Media at Arlington: Can't the Families Decide?
[Not off-topic; please bear with us.]
Washington Post columnist Dana Milbank has a truly awful story today about former U.S. Army Staff Sergeant Gina Gray, who was recently fired as Director of Public Affairs at Arlington National Cemetery.
Because she facilitated media coverage, requested by the family, of funerals of American heroes killed in Iraq and Afghanistan.
We are particularly concerned about the actions of Deputy Superintendent Thurman Higginbotham. Money quote:
Just 10 days on the job, she was handling media coverage for the burial of a Marine colonel who had been killed in Iraq when she noticed that Thurman Higginbotham, the cemetery's deputy superintendent, had moved the media area 50 yards away from the service, obstructing the photographs and making the service inaudible. The Washington Sketch column on April 24 noted that Gray pushed for more access to the service but was "apparently shot down by other cemetery officials."OYE Comment:
[Secretary of Defense Robert] Gates had his staff inquire with the cemetery about the article and was told that "the policy had not in any way changed," Gates's spokesman, Geoff Morrell, said yesterday. Geren, the Army secretary, added that "the policy has not changed, and I understand the practice hasn't, either."
That, however, is false. Through at least 2005 -- during Rumsfeld's tenure, no less -- reporters were placed in a location where they could hear the prayers and the eulogies and film the handing of the folded flag to the next of kin. The coverage of the ceremonies -- in the nearly two-thirds of cases where families permitted it -- provided moving reminders to a distracted nation that there was a war going on. But the access gradually eroded, and Gray arrived to discover that it was gone. [ . . . ]

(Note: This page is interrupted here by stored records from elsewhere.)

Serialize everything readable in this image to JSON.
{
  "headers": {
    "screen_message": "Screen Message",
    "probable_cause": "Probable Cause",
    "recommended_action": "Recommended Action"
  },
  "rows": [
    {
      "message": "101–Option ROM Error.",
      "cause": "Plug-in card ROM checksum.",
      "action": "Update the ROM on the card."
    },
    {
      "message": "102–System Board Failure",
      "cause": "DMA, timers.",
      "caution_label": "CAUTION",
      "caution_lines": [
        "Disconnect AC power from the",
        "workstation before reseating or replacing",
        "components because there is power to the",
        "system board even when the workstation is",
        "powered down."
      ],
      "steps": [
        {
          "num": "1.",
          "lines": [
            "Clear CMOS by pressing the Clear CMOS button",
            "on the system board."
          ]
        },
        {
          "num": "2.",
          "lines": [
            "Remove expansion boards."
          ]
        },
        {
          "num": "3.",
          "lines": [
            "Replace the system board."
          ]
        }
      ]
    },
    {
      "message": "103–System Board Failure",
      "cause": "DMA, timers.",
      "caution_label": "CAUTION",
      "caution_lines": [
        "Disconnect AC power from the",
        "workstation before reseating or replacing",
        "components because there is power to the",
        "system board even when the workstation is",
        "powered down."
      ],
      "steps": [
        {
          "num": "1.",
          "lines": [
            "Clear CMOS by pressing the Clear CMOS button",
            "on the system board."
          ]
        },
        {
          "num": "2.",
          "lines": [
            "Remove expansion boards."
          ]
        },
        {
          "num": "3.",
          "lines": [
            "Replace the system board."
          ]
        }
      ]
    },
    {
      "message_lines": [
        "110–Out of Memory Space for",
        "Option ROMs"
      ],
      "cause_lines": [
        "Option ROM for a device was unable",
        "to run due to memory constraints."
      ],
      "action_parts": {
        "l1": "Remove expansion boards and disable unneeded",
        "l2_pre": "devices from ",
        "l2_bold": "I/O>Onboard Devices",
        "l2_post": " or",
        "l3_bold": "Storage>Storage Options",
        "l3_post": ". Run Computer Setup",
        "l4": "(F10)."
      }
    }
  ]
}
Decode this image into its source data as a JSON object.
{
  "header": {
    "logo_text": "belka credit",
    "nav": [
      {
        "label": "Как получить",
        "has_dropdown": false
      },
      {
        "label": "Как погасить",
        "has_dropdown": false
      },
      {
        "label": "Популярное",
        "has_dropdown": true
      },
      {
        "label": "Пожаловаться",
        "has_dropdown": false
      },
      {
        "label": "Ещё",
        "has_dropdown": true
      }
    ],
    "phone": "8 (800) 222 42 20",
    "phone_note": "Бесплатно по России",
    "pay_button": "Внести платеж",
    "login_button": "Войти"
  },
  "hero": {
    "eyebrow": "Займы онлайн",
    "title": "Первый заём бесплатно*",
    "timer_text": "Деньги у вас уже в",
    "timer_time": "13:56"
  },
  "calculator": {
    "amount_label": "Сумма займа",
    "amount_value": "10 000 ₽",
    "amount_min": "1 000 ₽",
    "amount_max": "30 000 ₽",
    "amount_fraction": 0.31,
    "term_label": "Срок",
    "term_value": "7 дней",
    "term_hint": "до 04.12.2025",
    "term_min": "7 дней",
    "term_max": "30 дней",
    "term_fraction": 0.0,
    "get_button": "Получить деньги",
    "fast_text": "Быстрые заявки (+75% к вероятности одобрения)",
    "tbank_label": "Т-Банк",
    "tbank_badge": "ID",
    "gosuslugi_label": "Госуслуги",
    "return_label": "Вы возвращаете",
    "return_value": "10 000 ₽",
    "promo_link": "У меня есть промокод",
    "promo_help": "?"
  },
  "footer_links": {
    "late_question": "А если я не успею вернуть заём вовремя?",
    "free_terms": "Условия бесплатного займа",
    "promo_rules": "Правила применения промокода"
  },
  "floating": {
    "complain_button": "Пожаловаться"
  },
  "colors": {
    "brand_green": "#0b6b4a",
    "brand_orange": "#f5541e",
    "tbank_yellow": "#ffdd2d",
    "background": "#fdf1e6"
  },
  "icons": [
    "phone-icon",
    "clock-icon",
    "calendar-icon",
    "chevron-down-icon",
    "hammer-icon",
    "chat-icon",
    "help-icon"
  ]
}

[ . . . ] Gray contends that Higginbotham has been calling the families of the dead to encourage them not to allow media coverage at the funerals -- a charge confirmed by a high-ranking official at Arlington, who spoke on the condition of anonymity. Gray says Higginbotham told staff members that he called the family of the next soldier scheduled for burial at Arlington and that the family, which had originally approved coverage, had changed its mind. Gray charges that Higginbotham admitted he had been making such calls to families for a year and said that the families "appreciated him keeping the media out."
Higginbotham, White and Metzler did not respond to e-mail messages yesterday seeking their comment. An Army spokesman said Higginbotham and other Arlington officials call families only if their wishes regarding media coverage are unclear.
It should be a simple matter for the Department of Defense to prepare a [maximum two-page] info sheet on media coverage, providing basic information about the process. The families could also be asked to record their decision in writing, avoiding any additional contact.
Frankly, the families of those American heroes who have made the supreme sacrifice should be allowed to make their own decisions in peace, without second-guessing by Bush Administration officials. We sincerely doubt that Deputy Superintendent Thurman Higginbotham personally knows any enlisted servicemembers or junior officers - those most at risk in combat - because if he did, he would follow the wishes of their families.
Operation Yellow Elephant wants all the stories of our American heroes told. If the family wants to invite the media to cover the funeral, that's their right. It should be Arlington National Cemetery's privilege to help make that happen. We salute former Public Affairs Director Gina Gray for doing the right thing.
And a Question for George Will:
Did Deputy Superintendent Thurman Higginbotham call your assistant, Sarah Walton, to discuss media coverage at the funeral this week of her husband, LTC Jim Walton?
You brought it up in your July 6 column, "The Knock on the Door," so it's quite relevant to this posting. Thank you.